English Dub Review: Tsurune “The Moment They Met”

The gang solves target panic.

Overview

In this episode, Minato goes back to the Kyudo club at school, apologizing for his previous outbursts and asks Tomi to formally join. Everyone welcomes him back with open arms, except for local anime bad boy, Kaito Onogi. Kaito resents Minato because he hates “flakes” and doesn’t respect people with wavering passion — especially towards Kyudo. Kaito’s hot-headed personality additionally managed to scare off all the potential new members — meaning the only ones left in the Kyudo club are the five main boys and the three side girl characters. Good boy Ryohei wants to make Minato as comfortable as possible at Kyudo club, so he secretly researches ways to solve target panic. While at the library, he meets a boy from another school who also practices Kyudo. He recommends a visit to the Nakazaki Kyudo Shop, where the owner gives Ryohei a written journal with target-panic-solving methods (on the condition that Ryohei buys all his Kyudo merch from that shop for the rest of his high school career.)

While tensions are rising between Kaito and Minato at the club, Ryohei confesses to Nanao that he looked up to Minato as a childhood hero, and wants everyone to get along. Nanao and Ryohei then devise a coloring-book plan to push Kaito and Minato together as friends. They figure if Kaito sees Minato at the club practicing early in the morning, Minato would earn Kaito’s respect as an archer. However, the plan backfires when the entire club coincidentally shows up early, and they all accidentally eavesdrop on a conversation Minato and Seiya are having in the dojo. Seiya asks Minato why he came back to the Kyudo Club, and Minato gives a heartfelt speech about putting his passion for Kyudo before his pride (without mentioning Masaki’s influence.)

Kaito isn’t moved by Minato’s words until Ryohei convinces him of Minato’s capability. Kaito still distrusts Minato, but agrees to accept him on behalf of Ryohei’s passion for his friend. From here, the boys are officially a team for the upcoming competitions.

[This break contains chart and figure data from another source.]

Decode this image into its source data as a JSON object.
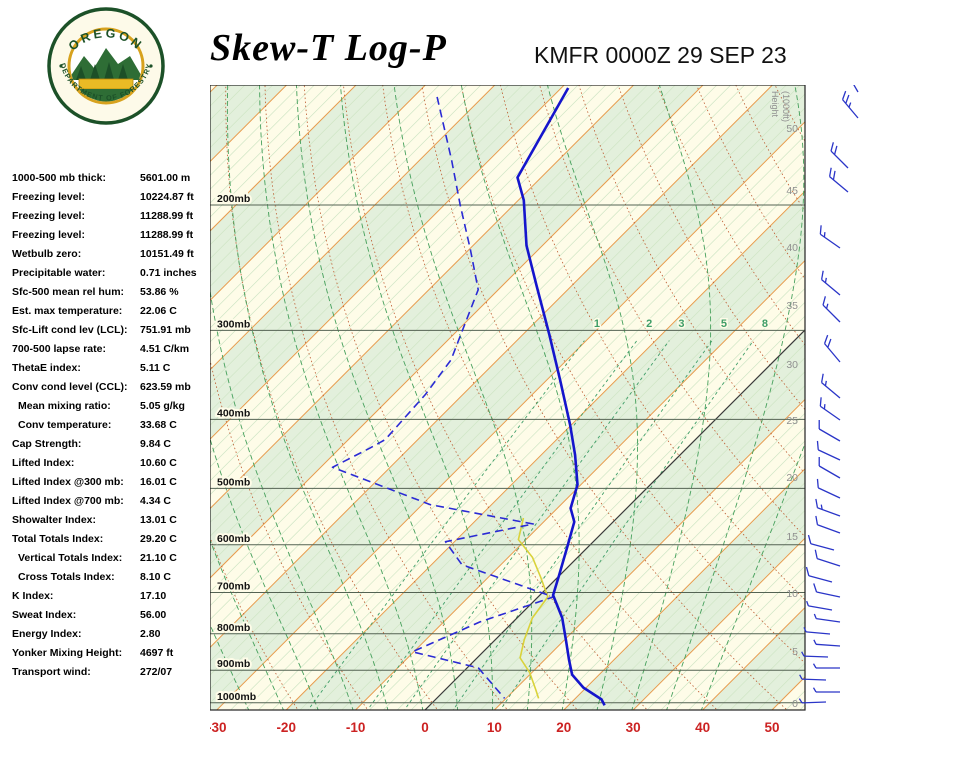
{
  "header": {
    "title": "Skew-T Log-P",
    "station": "KMFR 0000Z 29 SEP 23"
  },
  "logo": {
    "top_text": "OREGON",
    "bottom_text": "DEPARTMENT OF FORESTRY"
  },
  "indices": [
    {
      "label": "1000-500 mb thick:",
      "value": "5601.00 m",
      "indent": false
    },
    {
      "label": "Freezing level:",
      "value": "10224.87 ft",
      "indent": false
    },
    {
      "label": "Freezing level:",
      "value": "11288.99 ft",
      "indent": false
    },
    {
      "label": "Freezing level:",
      "value": "11288.99 ft",
      "indent": false
    },
    {
      "label": "Wetbulb zero:",
      "value": "10151.49 ft",
      "indent": false
    },
    {
      "label": "Precipitable water:",
      "value": "0.71 inches",
      "indent": false
    },
    {
      "label": "Sfc-500 mean rel hum:",
      "value": "53.86 %",
      "indent": false
    },
    {
      "label": "Est. max temperature:",
      "value": "22.06 C",
      "indent": false
    },
    {
      "label": "Sfc-Lift cond lev (LCL):",
      "value": "751.91 mb",
      "indent": false
    },
    {
      "label": "700-500 lapse rate:",
      "value": "4.51 C/km",
      "indent": false
    },
    {
      "label": "ThetaE index:",
      "value": "5.11 C",
      "indent": false
    },
    {
      "label": "Conv cond level (CCL):",
      "value": "623.59 mb",
      "indent": false
    },
    {
      "label": "Mean mixing ratio:",
      "value": "5.05 g/kg",
      "indent": true
    },
    {
      "label": "Conv temperature:",
      "value": "33.68 C",
      "indent": true
    },
    {
      "label": "Cap Strength:",
      "value": "9.84 C",
      "indent": false
    },
    {
      "label": "Lifted Index:",
      "value": "10.60 C",
      "indent": false
    },
    {
      "label": "Lifted Index @300 mb:",
      "value": "16.01 C",
      "indent": false
    },
    {
      "label": "Lifted Index @700 mb:",
      "value": "4.34 C",
      "indent": false
    },
    {
      "label": "Showalter Index:",
      "value": "13.01 C",
      "indent": false
    },
    {
      "label": "Total Totals Index:",
      "value": "29.20 C",
      "indent": false
    },
    {
      "label": "Vertical Totals Index:",
      "value": "21.10 C",
      "indent": true
    },
    {
      "label": "Cross Totals Index:",
      "value": "8.10 C",
      "indent": true
    },
    {
      "label": "K Index:",
      "value": "17.10",
      "indent": false
    },
    {
      "label": "Sweat Index:",
      "value": "56.00",
      "indent": false
    },
    {
      "label": "Energy Index:",
      "value": "2.80",
      "indent": false
    },
    {
      "label": "Yonker Mixing Height:",
      "value": "4697 ft",
      "indent": false
    },
    {
      "label": "Transport wind:",
      "value": "272/07",
      "indent": false
    }
  ],
  "chart_data": {
    "type": "skewt-log-p",
    "title": "Skew-T Log-P",
    "pressure_unit": "mb",
    "pressure_levels": [
      200,
      300,
      400,
      500,
      600,
      700,
      800,
      900,
      1000
    ],
    "temp_axis": {
      "labels": [
        -30,
        -20,
        -10,
        0,
        10,
        20,
        30,
        40,
        50
      ],
      "unit": "C"
    },
    "height_axis": {
      "title": "Height (1000ft)",
      "ticks": [
        {
          "v": 50,
          "y": 47
        },
        {
          "v": 45,
          "y": 109
        },
        {
          "v": 40,
          "y": 166
        },
        {
          "v": 35,
          "y": 224
        },
        {
          "v": 30,
          "y": 283
        },
        {
          "v": 25,
          "y": 339
        },
        {
          "v": 20,
          "y": 396
        },
        {
          "v": 15,
          "y": 455
        },
        {
          "v": 10,
          "y": 512
        },
        {
          "v": 5,
          "y": 570
        },
        {
          "v": 0,
          "y": 622
        }
      ]
    },
    "mixing_ratio_lines": [
      1,
      2,
      3,
      5,
      8
    ],
    "grid": {
      "isotherm_step": 10,
      "isotherm_minor_step": 2,
      "band_step": 20,
      "dry_adiabat_step": 10,
      "moist_adiabat_step": 5
    },
    "series": {
      "temperature": [
        {
          "p": 137,
          "t": -69.0
        },
        {
          "p": 183,
          "t": -63.4
        },
        {
          "p": 197,
          "t": -59.2
        },
        {
          "p": 228,
          "t": -52.3
        },
        {
          "p": 259,
          "t": -45.2
        },
        {
          "p": 304,
          "t": -36.2
        },
        {
          "p": 352,
          "t": -28.1
        },
        {
          "p": 407,
          "t": -20.2
        },
        {
          "p": 449,
          "t": -15.1
        },
        {
          "p": 494,
          "t": -10.5
        },
        {
          "p": 533,
          "t": -8.1
        },
        {
          "p": 557,
          "t": -5.6
        },
        {
          "p": 606,
          "t": -2.9
        },
        {
          "p": 662,
          "t": -0.1
        },
        {
          "p": 706,
          "t": 1.9
        },
        {
          "p": 760,
          "t": 6.5
        },
        {
          "p": 816,
          "t": 10.2
        },
        {
          "p": 870,
          "t": 13.5
        },
        {
          "p": 913,
          "t": 16.1
        },
        {
          "p": 952,
          "t": 19.6
        },
        {
          "p": 989,
          "t": 23.9
        },
        {
          "p": 1008,
          "t": 25.2
        }
      ],
      "dewpoint": [
        {
          "p": 141,
          "t": -86.6
        },
        {
          "p": 173,
          "t": -75.4
        },
        {
          "p": 200,
          "t": -67.7
        },
        {
          "p": 231,
          "t": -59.8
        },
        {
          "p": 263,
          "t": -52.9
        },
        {
          "p": 330,
          "t": -46.7
        },
        {
          "p": 369,
          "t": -45.4
        },
        {
          "p": 427,
          "t": -44.7
        },
        {
          "p": 439,
          "t": -45.7
        },
        {
          "p": 467,
          "t": -48.3
        },
        {
          "p": 527,
          "t": -28.8
        },
        {
          "p": 561,
          "t": -11.2
        },
        {
          "p": 594,
          "t": -21.3
        },
        {
          "p": 640,
          "t": -15.6
        },
        {
          "p": 710,
          "t": 2.2
        },
        {
          "p": 770,
          "t": -4.8
        },
        {
          "p": 848,
          "t": -10.2
        },
        {
          "p": 893,
          "t": 1.6
        },
        {
          "p": 952,
          "t": 6.9
        },
        {
          "p": 986,
          "t": 9.8
        }
      ],
      "wetbulb": [
        {
          "p": 550,
          "t": -13.5
        },
        {
          "p": 590,
          "t": -11.1
        },
        {
          "p": 625,
          "t": -6.5
        },
        {
          "p": 667,
          "t": -2.4
        },
        {
          "p": 710,
          "t": 1.4
        },
        {
          "p": 760,
          "t": 2.2
        },
        {
          "p": 816,
          "t": 4.2
        },
        {
          "p": 865,
          "t": 6.2
        },
        {
          "p": 907,
          "t": 9.7
        },
        {
          "p": 958,
          "t": 13.0
        },
        {
          "p": 986,
          "t": 14.7
        }
      ]
    },
    "wind_barbs": [
      {
        "y": 7,
        "dx": 20,
        "dir": 330,
        "spd": 25
      },
      {
        "y": 33,
        "dx": 20,
        "dir": 320,
        "spd": 25
      },
      {
        "y": 83,
        "dx": 10,
        "dir": 315,
        "spd": 20
      },
      {
        "y": 107,
        "dx": 10,
        "dir": 310,
        "spd": 20
      },
      {
        "y": 163,
        "dx": 2,
        "dir": 305,
        "spd": 15
      },
      {
        "y": 210,
        "dx": 2,
        "dir": 310,
        "spd": 15
      },
      {
        "y": 237,
        "dx": 2,
        "dir": 315,
        "spd": 15
      },
      {
        "y": 277,
        "dx": 2,
        "dir": 320,
        "spd": 20
      },
      {
        "y": 313,
        "dx": 2,
        "dir": 310,
        "spd": 15
      },
      {
        "y": 335,
        "dx": 2,
        "dir": 305,
        "spd": 15
      },
      {
        "y": 356,
        "dx": 2,
        "dir": 300,
        "spd": 10
      },
      {
        "y": 375,
        "dx": 2,
        "dir": 295,
        "spd": 10
      },
      {
        "y": 393,
        "dx": 2,
        "dir": 300,
        "spd": 10
      },
      {
        "y": 413,
        "dx": 2,
        "dir": 295,
        "spd": 10
      },
      {
        "y": 431,
        "dx": 2,
        "dir": 290,
        "spd": 15
      },
      {
        "y": 448,
        "dx": 2,
        "dir": 290,
        "spd": 10
      },
      {
        "y": 465,
        "dx": -4,
        "dir": 285,
        "spd": 10
      },
      {
        "y": 481,
        "dx": 2,
        "dir": 288,
        "spd": 10
      },
      {
        "y": 497,
        "dx": -6,
        "dir": 285,
        "spd": 10
      },
      {
        "y": 512,
        "dx": 2,
        "dir": 282,
        "spd": 10
      },
      {
        "y": 525,
        "dx": -6,
        "dir": 280,
        "spd": 5
      },
      {
        "y": 537,
        "dx": 2,
        "dir": 278,
        "spd": 5
      },
      {
        "y": 549,
        "dx": -8,
        "dir": 275,
        "spd": 5
      },
      {
        "y": 561,
        "dx": 2,
        "dir": 274,
        "spd": 5
      },
      {
        "y": 572,
        "dx": -10,
        "dir": 272,
        "spd": 5
      },
      {
        "y": 583,
        "dx": 2,
        "dir": 270,
        "spd": 5
      },
      {
        "y": 595,
        "dx": -12,
        "dir": 272,
        "spd": 7
      },
      {
        "y": 607,
        "dx": 2,
        "dir": 270,
        "spd": 7
      },
      {
        "y": 617,
        "dx": -12,
        "dir": 268,
        "spd": 7
      }
    ],
    "colors": {
      "background": "#fefce8",
      "band_green": "#e3f0dc",
      "isotherm_minor": "#cfe5c5",
      "isotherm": "#e89b4d",
      "zero_line": "#3a3a3a",
      "pressure_line": "#546353",
      "dry_adiabat": "#bc5a2e",
      "moist_adiabat": "#46a05c",
      "mixing_ratio": "#3f9e68",
      "temp_curve": "#1515cc",
      "dew_curve": "#2a2ad4",
      "wetbulb_curve": "#d9d23a",
      "wind_barb": "#2a35c8",
      "axis_label": "#cc2222",
      "height_label": "#909090",
      "pressure_label": "#111111"
    }
  }
}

As an end-of-episode twist, Tomi reveals a certain individual will be helping the Kyudo club practice — and that someone is Masaki (who Kaito seems to know as well as Minato.)

It’s then revealed that the boy who helped Ryohei is on a team that may compete against them — with a mysteriously skilled archer on their side.

Our Take

There was definitely a push to expand on personality in this episode — different values are shown by the main five, but especially so by Ryohei and Kaito. Ryohei values friendship and embraces the differences of others, while Kaito values dependability and passion similar to himself, choosing to stay distant towards people until they earn his respect. Minato got a bit of character development since last episode, thanks to Masaki, and it showed through Minato’s efforts to overcome his target panic.

Speaking of target panic — we finally got a dictionary definition for what exactly “target panic” is. From episode one, the characters talk about target panic as if it’s something that everyone magically, universally knows. By context clues, we can infer that target panic is basically the archery equivalent of stage fright, but the mere mention of target panic as a textbook term in every episode seemed almost as if it were a made up conflict (and term.) Target panic, “refers to when an archer shoots their arrows early, regardless of their intention,” which would have been nice to know a little earlier. Perhaps there’s an assumption that Tsurune’s audience is full of archers, but either way, the entire focus of “target panic” as a main conflict still comes across as kind of boring. The stakes (and visual/audio stimulants) need to be raised for the audience to truly feel the panic in “target panic.”

There’s a small battle to be waged with the animation, the voice acting, and the dialogue — specifically, when it comes to which aspect is to be blamed for each other’s downfall. The animation is pretty generic, which may be the reason the voice acting performances are lackluster — but, the voice acting performances could simply be lacking on behalf of the dialogue/story quality itself. Many lines in the episode felt as though they were sentences written by someone who was writing an anime parody. Meaning, they were either so stereo-typically “something an anime character would say,” or that they sounded the way someone impersonating a character archetype might sound like.

Tsurune’s main problems thus far all stem from the fact that a few major key storytelling elements are generally unimaginative. The character motives are predictable, the personalities are predictable — even the dialogue is predictable. However, with current developments happening on the individual characters, the episode gives way for the audience to start warming up to its story, too.